Akademikus Kritik Kebijakan Sultan HB X Wajibkan Putar Indonesia Raya Tiap Pagi

[ad_1]

TEMPO.CO, Yogyakarta – Pusat Studi Pancasila Universitas Pembangunan Nasional Veteran Yogyakarta mengkritik surat edaran Gubernur Daerah Istimewa Yogyakarta Sri Sultan Hamengku Buwono X (Sultan HB X) yang mewajibkan diperdengarkannya lagu Indonesia Raya setiap pagi di seluruh kantor pemerintah hingga swasta di Yogya mulai 20 Mei 2021.

“Terlebih dalam surat edaran itu juga diatur, siapa pun yang ada di situ saat lagu Indonesia Raya diputar, harus langsung berdiri tegak dan hormat, padahal pagi itu adalah jam sibuk,” ujar Kepala Pusat Studi Pancasila UPN Veteran Yogyakarta Lestanta Budiman pada Rabu, 19 Mei 2021.
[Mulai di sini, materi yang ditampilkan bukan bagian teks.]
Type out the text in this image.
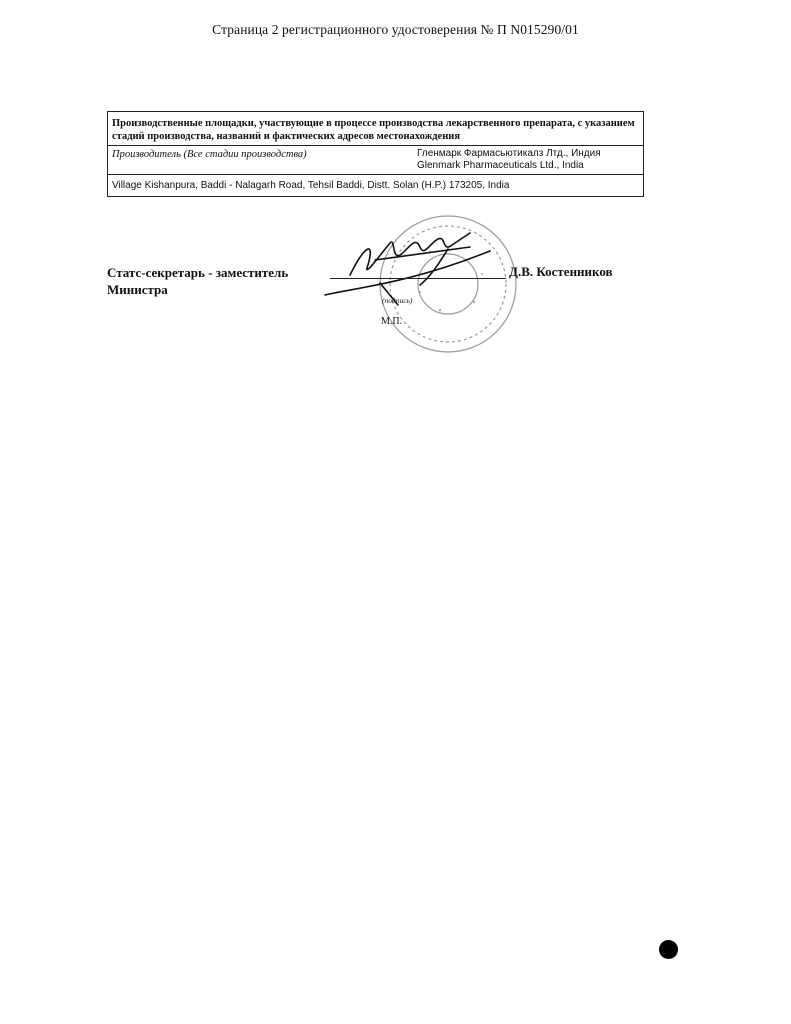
Страница 2 регистрационного удостоверения № П N015290/01
Производственные площадки, участвующие в процессе производства лекарственного препарата, с указанием стадий производства, названий и фактических адресов местонахождения
Производитель (Все стадии производства)	Гленмарк Фармасьютикалз Лтд., Индия
Glenmark Pharmaceuticals Ltd., India

Village Kishanpura, Baddi - Nalagarh Road, Tehsil Baddi, Distt. Solan (H.P.) 173205, India
Статс-секретарь - заместитель
Министра
(подпись)
М.П.
Д.В. Костенников
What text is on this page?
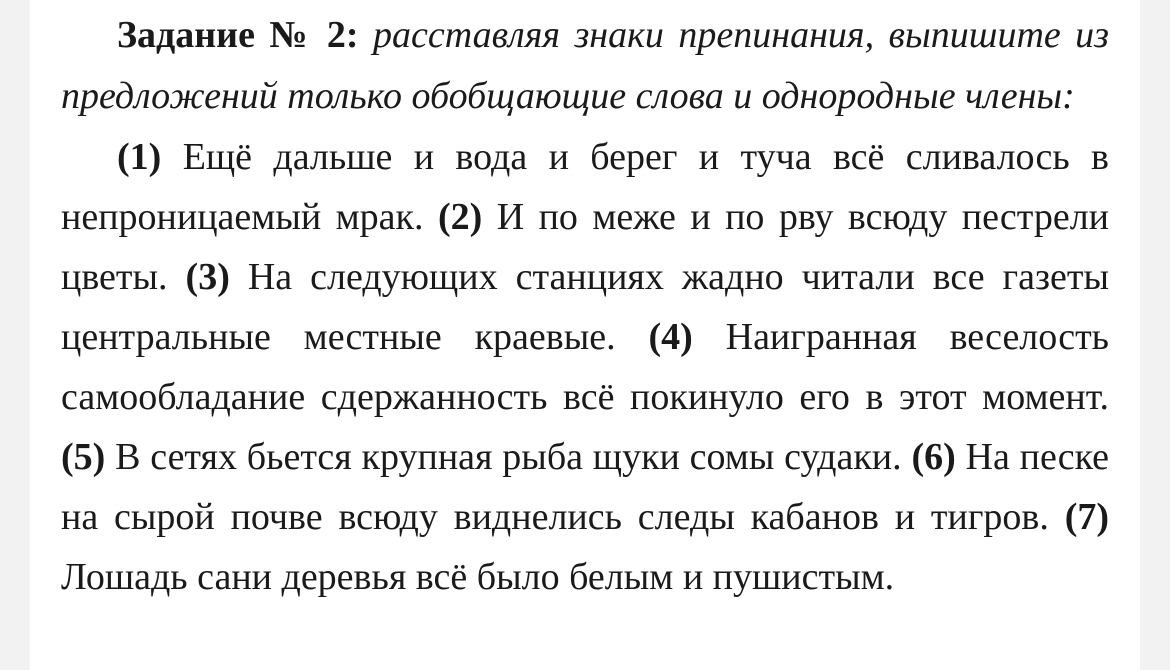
Задание № 2: расставляя знаки препинания, выпишите из предложений только обобщающие слова и однородные члены:

(1) Ещё дальше и вода и берег и туча всё сливалось в непроницаемый мрак. (2) И по меже и по рву всюду пестрели цветы. (3) На следующих станциях жадно читали все газеты центральные местные краевые. (4) Наигранная веселость самообладание сдержанность всё покинуло его в этот момент. (5) В сетях бьется крупная рыба щуки сомы судаки. (6) На песке на сырой почве всюду виднелись следы кабанов и тигров. (7) Лошадь сани деревья всё было белым и пушистым.
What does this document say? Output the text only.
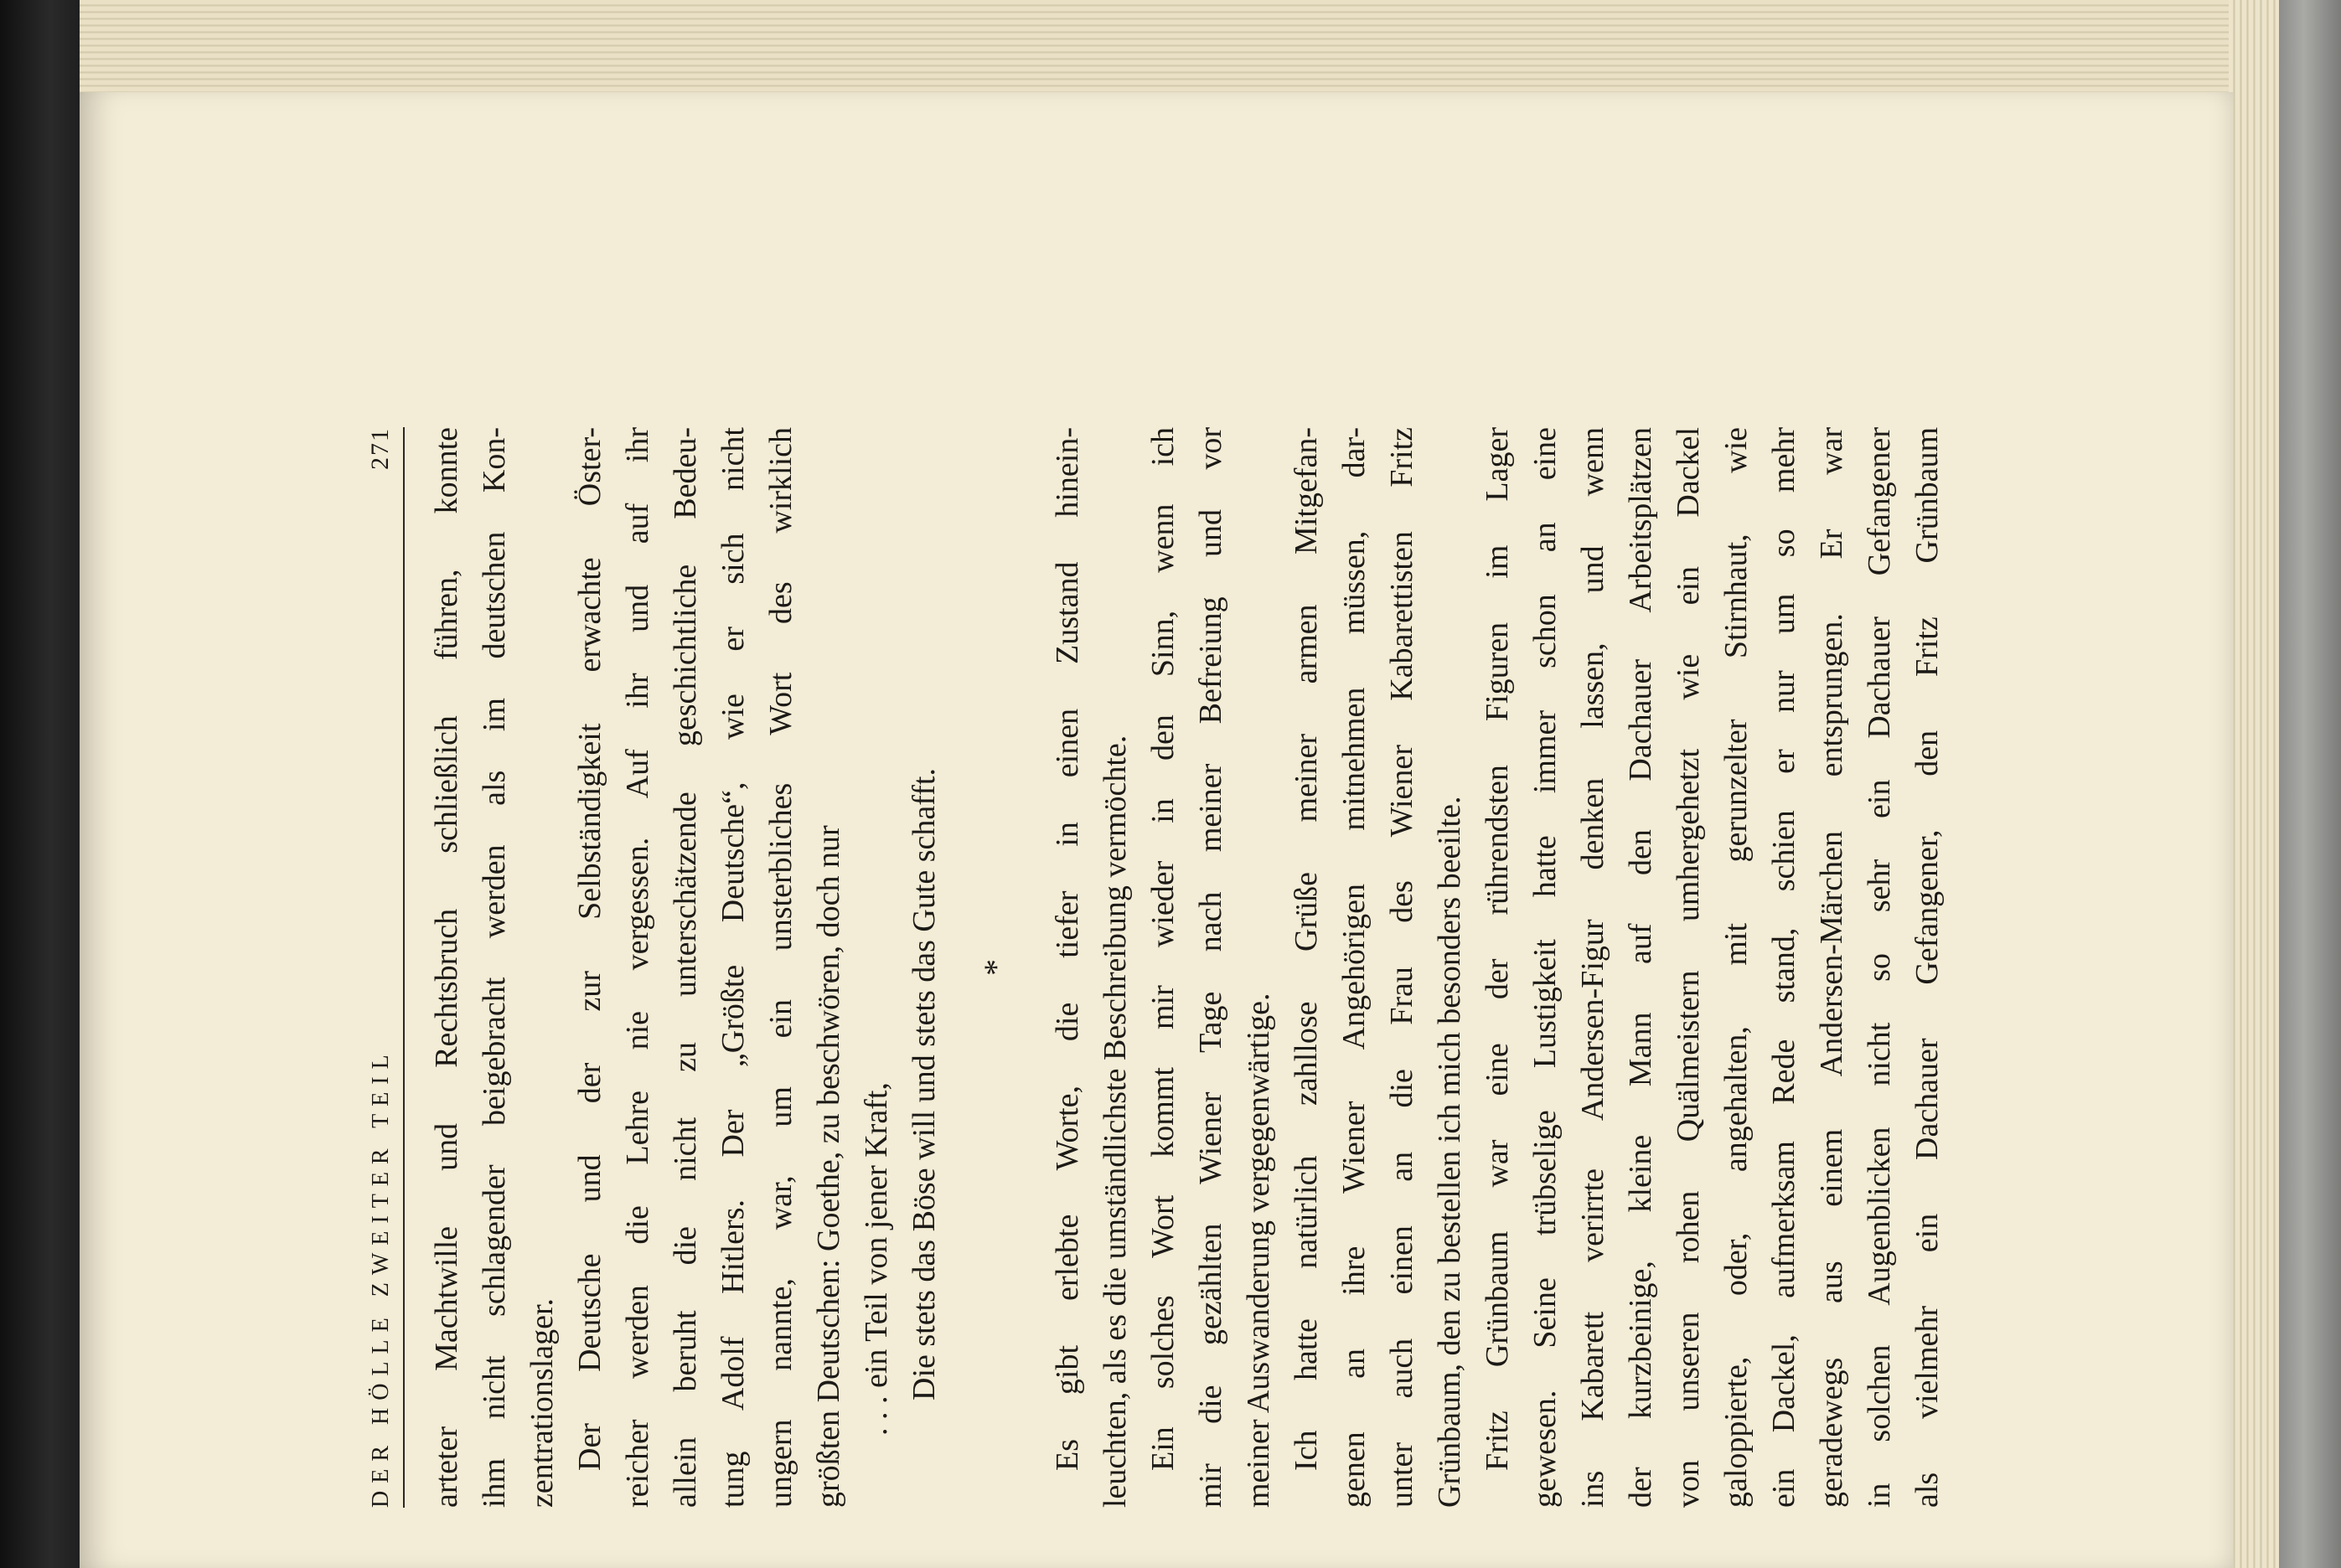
DER HÖLLE ZWEITER TEIL
271 arteter Machtwille und Rechtsbruch schließlich führen, konnte ihm nicht schlagender beigebracht werden als im deutschen Kon- zentrationslager. Der Deutsche und der zur Selbständigkeit erwachte Öster- reicher werden die Lehre nie vergessen. Auf ihr und auf ihr allein beruht die nicht zu unterschätzende geschichtliche Bedeu- tung Adolf Hitlers. Der „Größte Deutsche“, wie er sich nicht ungern nannte, war, um ein unsterbliches Wort des wirklich größten Deutschen: Goethe, zu beschwören, doch nur . . . ein Teil von jener Kraft, Die stets das Böse will und stets das Gute schafft.	*	Es gibt erlebte Worte, die tiefer in einen Zustand hinein- leuchten, als es die umständlichste Beschreibung vermöchte. Ein solches Wort kommt mir wieder in den Sinn, wenn ich mir die gezählten Wiener Tage nach meiner Befreiung und vor meiner Auswanderung vergegenwärtige. Ich hatte natürlich zahllose Grüße meiner armen Mitgefan- genen an ihre Wiener Angehörigen mitnehmen müssen, dar- unter auch einen an die Frau des Wiener Kabarettisten Fritz Grünbaum, den zu bestellen ich mich besonders beeilte. Fritz Grünbaum war eine der rührendsten Figuren im Lager gewesen. Seine trübselige Lustigkeit hatte immer schon an eine ins Kabarett verirrte Andersen-Figur denken lassen, und wenn der kurzbeinige, kleine Mann auf den Dachauer Arbeitsplätzen von unseren rohen Quälmeistern umhergehetzt wie ein Dackel galoppierte, oder, angehalten, mit gerunzelter Stirnhaut, wie ein Dackel, aufmerksam Rede stand, schien er nur um so mehr geradewegs aus einem Andersen-Märchen entsprungen. Er war in solchen Augenblicken nicht so sehr ein Dachauer Gefangener als vielmehr ein Dachauer Gefangener, den Fritz Grünbaum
Dalam surat edaran itu Sultan HB X meminta lagu Indonesia Raya diputar setiap hari di kantor-kantor pemerintah tanpa kecuali saat pukul 10.00 WIB atau setiap pagi sebelum memulai aktivitas.

“Jika orang yang ada di situ sedang melakukan pelayanan, lalu tidak sempat berdiri tegak dan hormat saat lagu itu diputar, ini justru berpotensi menurunkan kesakralan lagu Indonesia Raya itu sendiri,” kata Lestanta.

Lestanta menilai kebijakan berupa diwajibkannya lagu kebangsaan diputar setiap hari pada jam tertentu disertai sikap tertentu bisa jadi kontraproduktif di masyarakat.

“Kami mencintai dan menghormati Sultan HB X sebagai Raja Keraton dan juga Gubernur DIY, maka kami mohon kebijakan itu dikaji ulang karena justru berpotensi menimbulkan konflik sendiri di masyarakat,” kata dia.

Dalam surat edaran itu, Sultan HB X itu mengatakan memperdengarkan lagu Indonesia Raya dilakukan sebagai upaya meningkatkan nasionalisme serta memperkuat persatuan dan kesatuan bangsa juga Negara Kesatuan Republik Indonesia (NKRI).

“Lagu kebangsaan Indonesia Raya satu stanza agar diperdengarkan setiap pukul 10.00 WIB atau setiap pagi saat memulai aktivitas kegiatan,” kata Sultan HB X dalam edarannya.

Lestanta menilai, satu sisi memang upaya membangkitkan rasa cinta tanah air penting dilakukan. Namun jangan sampai salah kaprah.

Pihaknya khawatir dengan diperdengarkan lagu kebangsaan itu secara membabi buta, bukan pada momen dan tempat yang tepat, justru akan menempatkannya menjadi sesuatu yang biasa saja dan sekedar formalitas.

Lestanta menghimbau, kebijakan itu kaji ulang dengan penelitian yang lebih komprehensif. Karena penggunaan lagu kebangsaan, bendera, dan lambang negara memiliki aturan hukum.

“Ada sanksi pada orang yang tak melaksanakan dan melecehkan simbol-simbol negara,” kata dia.

Kepala Biro Humas dan Protokoler Sekretariat Daerah (Setda) DIY Imam Pratanadi sebelumnya menjelaskan surat edaran Sultan HB X itu masih terbatas di tempat-tempat publik yang memiliki fasilitas pengeras suara saja. Selain itu, tempat yang tidak memungkinkan seperti di kawasan Malioboro masih menunggu uji coba.

Begitu pun dengan tempat publik lain yang tidak memungkinkan untuk dilakukan sikap hormat berdiri tegak juga bisa menyesuaikan dengan kondisi masing-masing.